Что касается господина де Шарлюса, чей случай, с легкой поправкой на пол, в целом подпадает под общие законы любви, пусть он принадлежал к роду более древнему, чем Капетинги, пусть он был богат, его внимания искало самое изысканное общество, а Морель не имел ничего, и он мог бы сказать Морелю, как говорил когда-то мне: «Я принц, я желаю вам только добра», но именно Морель одерживал верх, если не хотел уступать. А для того чтобы он не уступил, ему достаточно было почувствовать себя любимым.
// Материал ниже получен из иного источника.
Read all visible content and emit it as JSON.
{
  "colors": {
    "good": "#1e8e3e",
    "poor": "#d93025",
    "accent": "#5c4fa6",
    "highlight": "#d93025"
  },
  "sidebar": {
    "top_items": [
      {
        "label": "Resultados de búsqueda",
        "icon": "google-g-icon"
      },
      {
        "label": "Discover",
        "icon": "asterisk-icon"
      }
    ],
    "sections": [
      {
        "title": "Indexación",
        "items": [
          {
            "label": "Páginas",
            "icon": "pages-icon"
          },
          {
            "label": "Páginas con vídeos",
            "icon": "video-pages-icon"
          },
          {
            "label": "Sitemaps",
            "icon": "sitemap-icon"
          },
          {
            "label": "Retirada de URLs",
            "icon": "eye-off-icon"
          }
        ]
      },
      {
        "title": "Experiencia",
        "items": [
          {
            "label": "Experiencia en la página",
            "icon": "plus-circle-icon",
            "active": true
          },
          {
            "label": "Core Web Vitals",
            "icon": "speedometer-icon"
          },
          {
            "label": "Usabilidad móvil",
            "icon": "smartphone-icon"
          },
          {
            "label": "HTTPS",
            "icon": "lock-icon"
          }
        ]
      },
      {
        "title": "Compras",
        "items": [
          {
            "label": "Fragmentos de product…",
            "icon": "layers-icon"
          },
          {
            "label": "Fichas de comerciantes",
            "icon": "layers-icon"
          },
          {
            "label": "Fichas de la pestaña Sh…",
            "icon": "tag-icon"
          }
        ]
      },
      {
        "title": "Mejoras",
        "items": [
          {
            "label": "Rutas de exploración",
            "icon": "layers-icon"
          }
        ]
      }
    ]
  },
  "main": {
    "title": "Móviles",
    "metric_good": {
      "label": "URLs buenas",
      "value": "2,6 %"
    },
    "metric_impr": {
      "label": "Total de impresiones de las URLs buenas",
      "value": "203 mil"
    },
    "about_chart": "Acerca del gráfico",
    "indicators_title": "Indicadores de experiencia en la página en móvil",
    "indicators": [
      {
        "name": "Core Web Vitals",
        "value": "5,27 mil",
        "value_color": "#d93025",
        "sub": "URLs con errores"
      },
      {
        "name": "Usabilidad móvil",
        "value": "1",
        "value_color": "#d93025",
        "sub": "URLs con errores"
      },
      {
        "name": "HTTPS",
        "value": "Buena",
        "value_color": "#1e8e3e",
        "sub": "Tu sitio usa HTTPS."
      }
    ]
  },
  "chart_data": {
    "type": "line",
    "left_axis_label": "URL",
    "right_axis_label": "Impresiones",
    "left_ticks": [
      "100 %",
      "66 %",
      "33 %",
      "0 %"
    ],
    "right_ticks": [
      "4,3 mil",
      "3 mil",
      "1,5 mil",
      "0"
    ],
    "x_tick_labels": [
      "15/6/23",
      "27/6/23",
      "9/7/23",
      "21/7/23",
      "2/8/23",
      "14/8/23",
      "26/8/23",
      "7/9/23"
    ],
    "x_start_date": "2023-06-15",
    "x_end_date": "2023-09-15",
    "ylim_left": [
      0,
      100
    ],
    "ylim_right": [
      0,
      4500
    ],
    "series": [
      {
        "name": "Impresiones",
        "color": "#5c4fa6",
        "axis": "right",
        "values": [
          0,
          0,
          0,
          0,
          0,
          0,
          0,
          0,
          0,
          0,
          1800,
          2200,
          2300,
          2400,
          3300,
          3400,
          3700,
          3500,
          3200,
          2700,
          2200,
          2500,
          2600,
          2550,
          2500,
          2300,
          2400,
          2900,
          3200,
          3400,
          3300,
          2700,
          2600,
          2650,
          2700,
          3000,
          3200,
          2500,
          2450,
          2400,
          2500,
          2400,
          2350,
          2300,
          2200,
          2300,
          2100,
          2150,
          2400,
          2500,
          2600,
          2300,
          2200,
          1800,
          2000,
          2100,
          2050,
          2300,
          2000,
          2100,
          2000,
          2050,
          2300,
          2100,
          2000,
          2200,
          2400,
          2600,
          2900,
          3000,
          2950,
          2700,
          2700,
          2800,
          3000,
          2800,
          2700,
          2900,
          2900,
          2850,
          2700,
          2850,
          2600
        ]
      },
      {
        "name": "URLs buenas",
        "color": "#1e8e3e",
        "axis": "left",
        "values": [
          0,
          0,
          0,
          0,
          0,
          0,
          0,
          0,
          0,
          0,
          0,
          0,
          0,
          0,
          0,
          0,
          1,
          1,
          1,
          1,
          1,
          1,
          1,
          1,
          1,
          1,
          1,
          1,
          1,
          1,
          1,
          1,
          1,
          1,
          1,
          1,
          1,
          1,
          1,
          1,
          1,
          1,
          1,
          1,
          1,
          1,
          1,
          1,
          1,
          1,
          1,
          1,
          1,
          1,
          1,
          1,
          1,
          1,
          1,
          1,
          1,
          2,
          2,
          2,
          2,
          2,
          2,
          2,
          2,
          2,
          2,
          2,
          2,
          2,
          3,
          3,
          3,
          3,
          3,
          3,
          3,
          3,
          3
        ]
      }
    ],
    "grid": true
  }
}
Ужас, который великие люди испытывают перед снобами, желающими во что бы то ни стало подружиться с ними, сильный мужчина перед гомосексуалистом, такой же ужас женщина испытывает перед тем, кто слишком в нее влюблен. Господин де Шарлюс не только имел все, бесконечно многое из этого всего он мог бы предложить Морелю. Но, возможно, его желание разбилось о чужую волю. Случай с господином де Шарлюсом напоминал то, что происходило с немцами, к которым он, кстати сказать, и принадлежал по рождению и которые в той войне, что происходила сейчас, были, как любил повторять сам барон, победителями на всех фронтах. Но для чего нужны были эти их победы, если после каждой из них союзники еще более решительно отказывали им в том единственном, что они, немцы, хотели получить, в примирении? Так Наполеон, вступив в Россию, великодушно предложил, чтобы власти пришли к нему. Но никто так и не явился.

Я спустился и вновь вошел в маленькую прихожую, где Морис, не зная, позовут ли его опять, и которому Жюпьен на всякий случай велел подождать, как раз в этот момент играл в карты с одним из своих приятелей. Все были очень возбуждены, потому что как раз перед этим нашли на полу крест «За боевые заслуги» и тщетно гадали, чей он, кому возвращать, чтобы владелец его не был наказан. Затем заговорили о благородстве какого-то офицера, который пожертвовал своей жизнью, пытаясь спасти адъютанта. «Все-таки и среди богатых бывают хорошие люди. Я бы с радостью получил пулю ради такого», — сказал Морис, который, конечно же, исполнял свои жестокие обязанности — хлестал кнутом барона — просто машинально, по привычке, взявшись за эту работу по причине дурного воспитания, нужды в деньгах и определенной склонности зарабатывать эти деньги способом, предполагающим, очевидно, меньше усилий, чем обычная работа, но приносящим больше. Но, как и опасался господин де Шарлюс, у него, наверное, было слишком доброе сердце и, похоже, это был весьма отважный молодой человек. Когда он говорил о гибели того офицера, у него едва не выступили слезы на глазах, и его двадцатидвухлетний товарищ был взволнован не меньше. «Да, это парни хоть куда. Таким бедолагам, как мы, и терять-то нечего, а у этого господина небось куча лакеев, и каждый день в шесть часов можно пойти и выпить аперитив, вот классно! Можешь сколько угодно смеяться, но когда такие типы вроде этого умирают, это да. Бог не должен позволять, чтобы такие вот богатые умирали, главное, они очень нужны рабочим. Да хотя бы только из-за такой вот смерти, как эта, нужно перестрелять этих бошей всех до единого; а что они сделали в Лувене, а еще — отрубить ручки у маленьких детей! Нет, я, конечно, такой же, как все, но пускай мне лучше пулю в глотку забьют, чем подчиняться этим дикарям, это же не люди, это настоящие варвары, попробуй только скажи, что нет». В общем, все эти ребята были патриотами. Только один из них, легко раненный в руку, оказался не на высоте, очевидно, потому, что в скором времени должен был возвращаться на фронт, он произнес: «Черт, не та это рана» (то есть не та, по которой могли комиссовать), так госпожа Сван некогда говорила: «Я нашла способ подцепить досадную инфлюэнцу».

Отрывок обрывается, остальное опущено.